A eventual vitória de André Ventura na segunda volta das eleições presidenciais levanta uma questão politicamente sensível e juridicamente controversa: poderá o líder do Chega acumular o cargo de presidente da República com a liderança do partido, sem abandonar a direção política?
Apesar de a Constituição da República Portuguesa não proibir expressamente essa acumulação, vários constitucionalistas defendem que tal cenário é incompatível com a natureza do cargo de chefe de Estado.
Ainda assim, dentro do Chega, a possibilidade não é afastada e o próprio Ventura estará a ponderá-la caso derrote António José Seguro, de acordo com o portal especializado em economia e negócios Executive Digest.
Constituição não proíbe, mas prática constitucional aponta limites
Em declarações ao Jornal de Notícias, juristas sublinham que a ausência de uma norma explícita não equivale a uma autorização tácita. Para Daniel Gomes, professor de Direito da Universidade Portucalense, resulta “da interpretação global e unitária” da Constituição que o presidente da República “não pode ser responsável pela liderança ativa de partidos, nem estar envolvido em lutas partidárias”.

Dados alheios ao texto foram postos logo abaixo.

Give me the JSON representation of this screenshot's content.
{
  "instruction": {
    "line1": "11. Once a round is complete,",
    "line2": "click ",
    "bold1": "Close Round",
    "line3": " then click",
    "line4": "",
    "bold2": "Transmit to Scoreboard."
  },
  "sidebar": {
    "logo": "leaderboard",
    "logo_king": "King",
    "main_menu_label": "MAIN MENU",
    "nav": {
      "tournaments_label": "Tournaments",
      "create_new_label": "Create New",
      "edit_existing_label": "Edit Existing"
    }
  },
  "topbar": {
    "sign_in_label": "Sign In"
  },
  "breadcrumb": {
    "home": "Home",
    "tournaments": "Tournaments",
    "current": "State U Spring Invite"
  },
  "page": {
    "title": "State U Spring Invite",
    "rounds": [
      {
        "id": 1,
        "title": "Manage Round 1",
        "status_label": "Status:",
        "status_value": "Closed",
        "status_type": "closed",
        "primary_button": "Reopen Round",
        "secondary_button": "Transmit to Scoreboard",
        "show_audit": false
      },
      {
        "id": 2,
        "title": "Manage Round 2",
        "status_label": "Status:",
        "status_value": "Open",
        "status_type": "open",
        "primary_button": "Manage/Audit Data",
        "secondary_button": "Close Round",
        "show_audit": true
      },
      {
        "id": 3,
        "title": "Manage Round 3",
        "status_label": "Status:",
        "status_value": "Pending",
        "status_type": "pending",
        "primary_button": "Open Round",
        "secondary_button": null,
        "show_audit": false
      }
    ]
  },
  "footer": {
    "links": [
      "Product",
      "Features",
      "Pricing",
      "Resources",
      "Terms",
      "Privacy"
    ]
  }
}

Segundo o constitucionalista, o presidente é definido como “o garante do regular funcionamento das instituições democráticas”, o que pressupõe um distanciamento claro face à disputa político-partidária. A acumulação de funções colidiria com esse papel moderador e institucional.

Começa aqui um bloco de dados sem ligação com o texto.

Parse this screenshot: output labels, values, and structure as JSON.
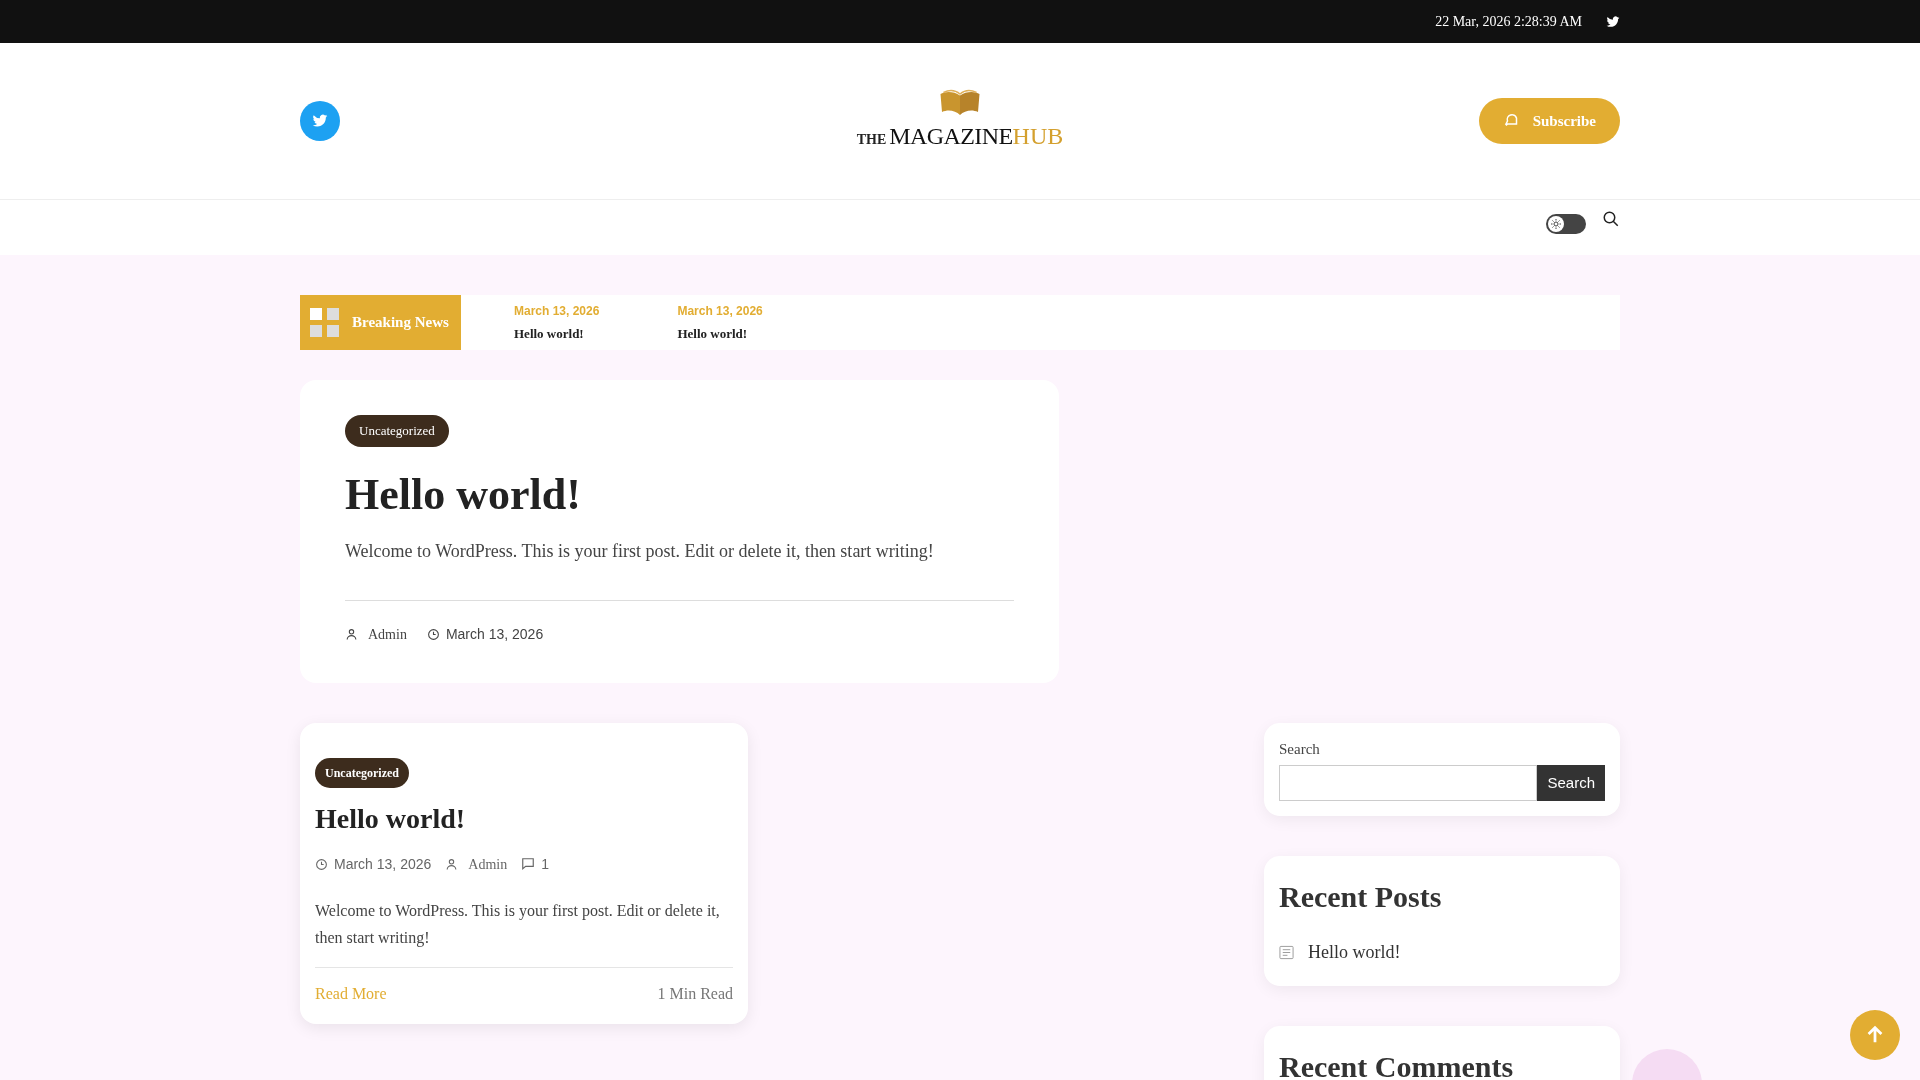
{
  "top_bar": {
    "datetime": "22 Mar, 2026 2:28:39 AM"
  },
  "header": {
    "logo": {
      "prefix": "THE",
      "main": "MAGAZINE",
      "accent": "HUB"
    },
    "subscribe_button": "Subscribe"
  },
  "nav": {
    "dark_mode": false
  },
  "breaking_news": {
    "label": "Breaking News",
    "items": [
      {
        "date": "March 13, 2026",
        "title": "Hello world!"
      },
      {
        "date": "March 13, 2026",
        "title": "Hello world!"
      }
    ]
  },
  "featured_post": {
    "category": "Uncategorized",
    "title": "Hello world!",
    "excerpt": "Welcome to WordPress. This is your first post. Edit or delete it, then start writing!",
    "author": "Admin",
    "date": "March 13, 2026"
  },
  "posts": [
    {
      "category": "Uncategorized",
      "title": "Hello world!",
      "date": "March 13, 2026",
      "author": "Admin",
      "comments": "1",
      "excerpt": "Welcome to WordPress. This is your first post. Edit or delete it, then start writing!",
      "read_more": "Read More",
      "read_time": "1 Min Read"
    }
  ],
  "sidebar": {
    "search": {
      "label": "Search",
      "button": "Search"
    },
    "recent_posts": {
      "title": "Recent Posts",
      "items": [
        "Hello world!"
      ]
    },
    "recent_comments": {
      "title": "Recent Comments"
    }
  }
}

Competências presidenciais exigem neutralidade política
Daniel Gomes recorda ainda que as competências do presidente da República, previstas sobretudo nos artigos 133.º a 135.º da Constituição, delimitam um papel que não inclui governação nem direção partidária. “Ultrapassar esse enquadramento representaria uma afronta ao próprio Estado de Direito”, afirma, sublinhando que o chefe de Estado “não governa, não executa políticas públicas e não pode dirigir partidos”.
Também Pedro Bacelar Vasconcelos defende que, embora “nenhum preceito da Lei Fundamental imponha explicitamente um regime de dedicação exclusiva” ao presidente, isso não significa que o cargo seja compatível com outras responsabilidades políticas ativas, refere a mesma fonte.

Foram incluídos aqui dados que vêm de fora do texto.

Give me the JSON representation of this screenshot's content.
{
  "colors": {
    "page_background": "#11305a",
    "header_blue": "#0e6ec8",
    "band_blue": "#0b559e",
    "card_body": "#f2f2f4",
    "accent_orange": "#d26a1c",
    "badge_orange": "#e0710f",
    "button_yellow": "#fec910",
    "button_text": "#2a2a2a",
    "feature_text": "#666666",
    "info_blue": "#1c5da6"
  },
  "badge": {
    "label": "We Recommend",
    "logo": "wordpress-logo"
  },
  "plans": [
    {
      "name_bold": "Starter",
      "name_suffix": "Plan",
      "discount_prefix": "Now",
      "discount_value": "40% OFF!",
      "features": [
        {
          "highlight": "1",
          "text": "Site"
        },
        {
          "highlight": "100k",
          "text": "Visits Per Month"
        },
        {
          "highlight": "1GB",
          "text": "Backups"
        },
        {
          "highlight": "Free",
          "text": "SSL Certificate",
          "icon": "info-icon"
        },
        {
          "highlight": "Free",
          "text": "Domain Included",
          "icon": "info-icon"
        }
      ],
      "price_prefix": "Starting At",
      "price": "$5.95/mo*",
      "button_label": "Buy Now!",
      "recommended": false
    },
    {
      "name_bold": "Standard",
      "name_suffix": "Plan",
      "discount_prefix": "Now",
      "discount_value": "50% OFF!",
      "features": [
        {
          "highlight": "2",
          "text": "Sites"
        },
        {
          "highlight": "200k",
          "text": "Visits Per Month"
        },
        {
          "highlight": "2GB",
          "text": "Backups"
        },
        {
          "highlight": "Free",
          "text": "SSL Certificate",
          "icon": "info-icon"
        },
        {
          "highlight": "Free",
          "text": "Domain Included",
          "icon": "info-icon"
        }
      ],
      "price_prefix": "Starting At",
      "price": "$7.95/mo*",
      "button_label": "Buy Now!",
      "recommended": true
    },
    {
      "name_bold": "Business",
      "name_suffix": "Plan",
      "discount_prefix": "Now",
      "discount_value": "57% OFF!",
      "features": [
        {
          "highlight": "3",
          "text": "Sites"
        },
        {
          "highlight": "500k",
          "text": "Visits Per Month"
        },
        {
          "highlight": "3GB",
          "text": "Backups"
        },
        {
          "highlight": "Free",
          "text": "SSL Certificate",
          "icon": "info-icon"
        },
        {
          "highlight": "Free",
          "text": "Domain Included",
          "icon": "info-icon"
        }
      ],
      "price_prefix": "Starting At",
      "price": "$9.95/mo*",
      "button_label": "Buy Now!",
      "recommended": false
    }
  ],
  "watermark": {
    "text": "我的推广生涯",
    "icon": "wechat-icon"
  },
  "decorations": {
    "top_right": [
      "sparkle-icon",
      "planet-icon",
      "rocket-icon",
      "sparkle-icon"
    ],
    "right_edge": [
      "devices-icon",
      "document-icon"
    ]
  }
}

Dignidade do cargo incompatível com liderança partidária
Para este constitucionalista, a dignidade da função presidencial, que inclui a representação do Estado, a garantia da independência nacional, da unidade do país e o comando supremo das Forças Armadas é, por natureza, incompatível com a liderança de um partido político.
Na sua leitura, a neutralidade institucional exigida ao Presidente da República não se compadece com a condução de estratégias partidárias ou com a participação direta em disputas políticas.
Dentro do Chega, a hipótese não é afastada
No interior do Chega, o cenário de acumulação não é descartado. Nuno Afonso, fundador do partido que saiu em rutura em 2023, afirma estar convicto de que Ventura quer “continuar na liderança até chegar ao Governo”, mesmo que venha a ocupar Belém.
Segundo o ex-dirigente, citado pela mesma fonte, o líder do Chega entende que “não há nada na Constituição ou na lei dos partidos que o impeça” de manter ambas as funções. O partido foi questionado sobre esta possibilidade, mas não respondeu até ao fecho da edição, sabendo-se apenas que André Ventura terá solicitado um parecer jurídico interno.
Críticas internas e debate sobre sucessão
Nuno Afonso vai mais longe e acusa André Ventura de querer manter-se no comando “até ter o poder absoluto em todas as instituições”, defendendo que o Chega “não sobrevive” sem a sua liderança. Estas declarações refletem tensões internas e o grau de centralização política em torno do atual líder.
Apesar de não existir uma decisão formal, começam já a surgir nomes apontados como possíveis sucessores, entre os quais Pedro Pinto, presidente do grupo parlamentar, e Rita Matias, vice-presidente da bancada e líder da juventude do partido.
Este debate ganha especial relevância num contexto em que Ventura já afirmou que não desejava avançar para as presidenciais, mas considerou que o Chega tinha de “ter voz” na corrida a Belém, de acordo com a Executive Digest.
Uma eventual vitória colocaria Portugal perante um cenário inédito, cuja resolução dependerá não apenas da letra da Constituição, mas também da prática institucional e da pressão política.